When drivers balloted again in August, lawyers went over the ballot with a fine tooth-comb and forced the union to re-ballot over a technicality, fittingly, about doors. This week’s strike was only allowed because first the High Court, and then the Court of Appeal, ruled it was not an infringement of EU freedom of movement laws. When GTR launched this bid in the courts, a senior trade unionist told me it was in “wanky wonderland” if it thought it would win.

You’d think such expensive litigation would be risky for a company facing the ire of frustrated passengers. Things have got so bad some have moved house or switched to driving to work instead. But GTR, unlike most of Britain’s private railways, doesn’t operate on the normal franchise model. Rather than collecting fare revenue, the company is paid a set fee by the government – and so it has far lesser risks.

Critics say this has made Southern ideal as a test-ground for taking on the unions over driver-only operation, claiming the government wants to make it national as part of a cost-cutting drive.

But even with such a good deal on a plate, chaos has followed Southern bosses everywhere. At the Transport Select Committee in July, the firm faced heavy criticism for failing to recruit enough staff at the start of the contract. Southern has accused unions of unofficial action through high levels of staff sickness.
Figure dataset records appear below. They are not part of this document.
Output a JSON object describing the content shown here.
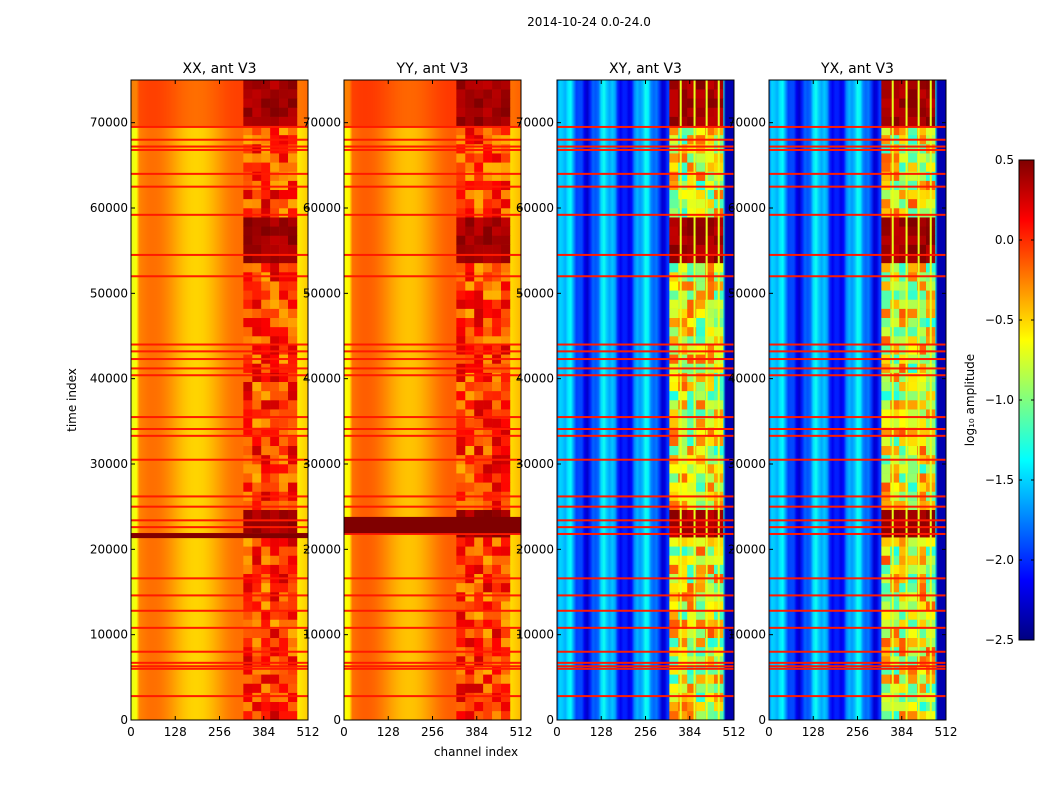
{
  "chart_data": {
    "type": "heatmap",
    "suptitle": "2014-10-24 0.0-24.0",
    "xlabel": "channel index",
    "ylabel": "time index",
    "xlim": [
      0,
      512
    ],
    "ylim": [
      0,
      75000
    ],
    "x_ticks": [
      0,
      128,
      256,
      384,
      512
    ],
    "y_ticks": [
      0,
      10000,
      20000,
      30000,
      40000,
      50000,
      60000,
      70000
    ],
    "x_tick_labels": [
      "0",
      "128",
      "256",
      "384",
      "512"
    ],
    "y_tick_labels": [
      "0",
      "10000",
      "20000",
      "30000",
      "40000",
      "50000",
      "60000",
      "70000"
    ],
    "panels": [
      {
        "title": "XX, ant V3",
        "kind": "parallel",
        "base_log_amplitude": -0.35,
        "rfi_log_amplitude": 0.4
      },
      {
        "title": "YY, ant V3",
        "kind": "parallel",
        "base_log_amplitude": -0.3,
        "rfi_log_amplitude": 0.4
      },
      {
        "title": "XY, ant V3",
        "kind": "cross",
        "base_log_amplitude": -1.8,
        "rfi_log_amplitude": 0.4
      },
      {
        "title": "YX, ant V3",
        "kind": "cross",
        "base_log_amplitude": -1.8,
        "rfi_log_amplitude": 0.4
      }
    ],
    "rfi_channel_range": [
      325,
      480
    ],
    "flagged_time_rows": [
      2800,
      6000,
      6300,
      6700,
      8000,
      10800,
      12800,
      14600,
      16600,
      21800,
      22600,
      23400,
      25000,
      26200,
      30500,
      33300,
      34100,
      35500,
      40400,
      41200,
      42300,
      43200,
      44000,
      52000,
      54500,
      59200,
      62500,
      64000,
      66800,
      67200,
      68000,
      69500
    ],
    "colorbar": {
      "label": "log₁₀ amplitude",
      "range": [
        -2.5,
        0.5
      ],
      "ticks": [
        0.5,
        0.0,
        -0.5,
        -1.0,
        -1.5,
        -2.0,
        -2.5
      ],
      "tick_labels": [
        "0.5",
        "0.0",
        "−0.5",
        "−1.0",
        "−1.5",
        "−2.0",
        "−2.5"
      ],
      "colormap": "jet"
    }
  }
}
But are these really a surprise when industrial relations are so bad and workers are threatened with the sack?

The Committee issued a withering report – but that was where its powers stopped. Transport secretary Grayling is also refusing to act, and the company is, after all, owned by a FTSE 250 firm and a French transport group. The only people with the power to do anything, it seems, are the workers. As hell-raising as their strike may be, perhaps it’s time we celebrated it.

Conrad Landin is the Morning Star's industrial correspondent. This article previously appeared on our sister site, the Staggers.